Two: HOW NOT TO BE SEEN really got me thinking about surveillance and my digitally projected representation within the context of capitalism, which I am grappling with as I work on my new website and the idea of removing myself from mainstream social media.


Thinking about the Aesthetics of Resistance:

  • “But if we look at artistic research from the perspective of conflict or more precisely of social struggles, a map of practices emerges that spans most of the 20th century and also most of the globe. It becomes obvious that the current debates do not fully acknowledge the legacy of the long, varied and truly international history of artistic research which has been understood in terms of an aesthetics of resistance.” (Steyerl, 2010, p. 2)
  • Especially strongly dematerialized practices with pronounced modernist features are quickly absorbed into information capitalism because they are compressed, quick to absorb and easily transmitted.” (Steyerl, 2010, p. 3)
  • “many of the historical methods of artistic research are tied to social or revolutionary movements, or to moments of crisis and reform” (Steyerl, 2010, p. 3)
  • “On the other hand, artistic research projects in many cases also lay claim to singularity. They create a certain artistic set up, which claims to be relatively unique and produces its own field of reference and logic. This provides it with a certain autonomy, in some cases an edge of resistance against dominant modes of knowledge production.” (Steyerl, 2010, p. 4)
  • “While specific methods generate a shared terrain of knowledge – which is consequently pervaded by power structures – singular methods follow their own logic. While this may avoid the replication of existing structures of power/knowledge, it also creates the problem of the proliferation of parallel universes, which each speak their own, untranslatable language.” (Steyerl, 2010, p. 4)
  • “pull towards the production of applied or applicable knowledge/art, which can be used for entrepreneurial innovation, social cohesion, city marketing, and thousands of other aspects of cultural capitalism.” (Steyerl, 2010, p. 5)
  • “what do we do with an ambivalent discipline, which is institutionalized and disciplined under this type of conditions? How can we emphasize the historical and global dimension of artistic research and underline the perspective of conflict?” (Steyerl, 2010, p. 5)

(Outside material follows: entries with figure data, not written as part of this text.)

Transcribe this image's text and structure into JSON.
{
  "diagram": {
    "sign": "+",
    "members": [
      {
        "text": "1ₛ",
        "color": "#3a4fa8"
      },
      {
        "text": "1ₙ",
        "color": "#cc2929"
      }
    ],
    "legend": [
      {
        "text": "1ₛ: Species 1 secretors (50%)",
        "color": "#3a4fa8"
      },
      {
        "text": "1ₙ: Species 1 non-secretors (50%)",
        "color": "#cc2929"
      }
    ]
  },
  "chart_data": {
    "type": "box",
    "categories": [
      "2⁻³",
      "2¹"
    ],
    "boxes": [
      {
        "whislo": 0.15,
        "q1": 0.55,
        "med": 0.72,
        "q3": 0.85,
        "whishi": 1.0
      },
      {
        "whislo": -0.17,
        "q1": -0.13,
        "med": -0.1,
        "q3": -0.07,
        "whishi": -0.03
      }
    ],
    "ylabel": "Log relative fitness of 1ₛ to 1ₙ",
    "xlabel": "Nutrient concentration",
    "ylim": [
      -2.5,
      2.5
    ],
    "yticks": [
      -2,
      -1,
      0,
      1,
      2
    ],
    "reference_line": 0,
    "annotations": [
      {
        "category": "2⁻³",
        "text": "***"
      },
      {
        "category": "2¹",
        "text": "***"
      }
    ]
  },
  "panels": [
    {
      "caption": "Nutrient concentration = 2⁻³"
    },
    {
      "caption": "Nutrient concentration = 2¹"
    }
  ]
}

A call for critical theory within artistic research, similar to Natalie Loveless and others.


Thinking about my program (MDM):

Over the winter holidays, I thought long and hard about whether this program was right for me. Should I drop out and maybe pursue an MFA? Am I just sticking with it due to sunk cost fallacy?

I think a big part of my feeling like the program isn’t a good fit is the lack of critical theory being employed throughout the curriculum, which was something heavily embedded in my undergrad, and that I consider a crucial component of higher education.

As Becker and Steyerl (and likely many others) both highlight, the co-opting of creativity and art into capitalist structures is pervasive. Reading this, I realize that the MDM program seems to be all about that.

So I went back and re-read the material on the program website which lured me to it in the first place. Yes, it clearly highlights business and “creative entrepreneurship” as goals of the program. But it also leans on terms like innovation, disruption and sustainability, which to me entails a need for critical theory.

My goal in leaving Dawson to study in this program was to open doors to a life and career more entwined with the digital world that I’m interested in. I’ll admit I was drawn to the idea of success in business or entrepreneurship as a result of this masters, and in some way that is still a goal. But now what I have to keep in mind and reconcile, is that anything I do, whether it’s business or art or just being human, should be informed by critical theory.

And so maybe this program is a perfect spot to be. I can be the one to remind others to actually be innovative, disruptive and sustainable.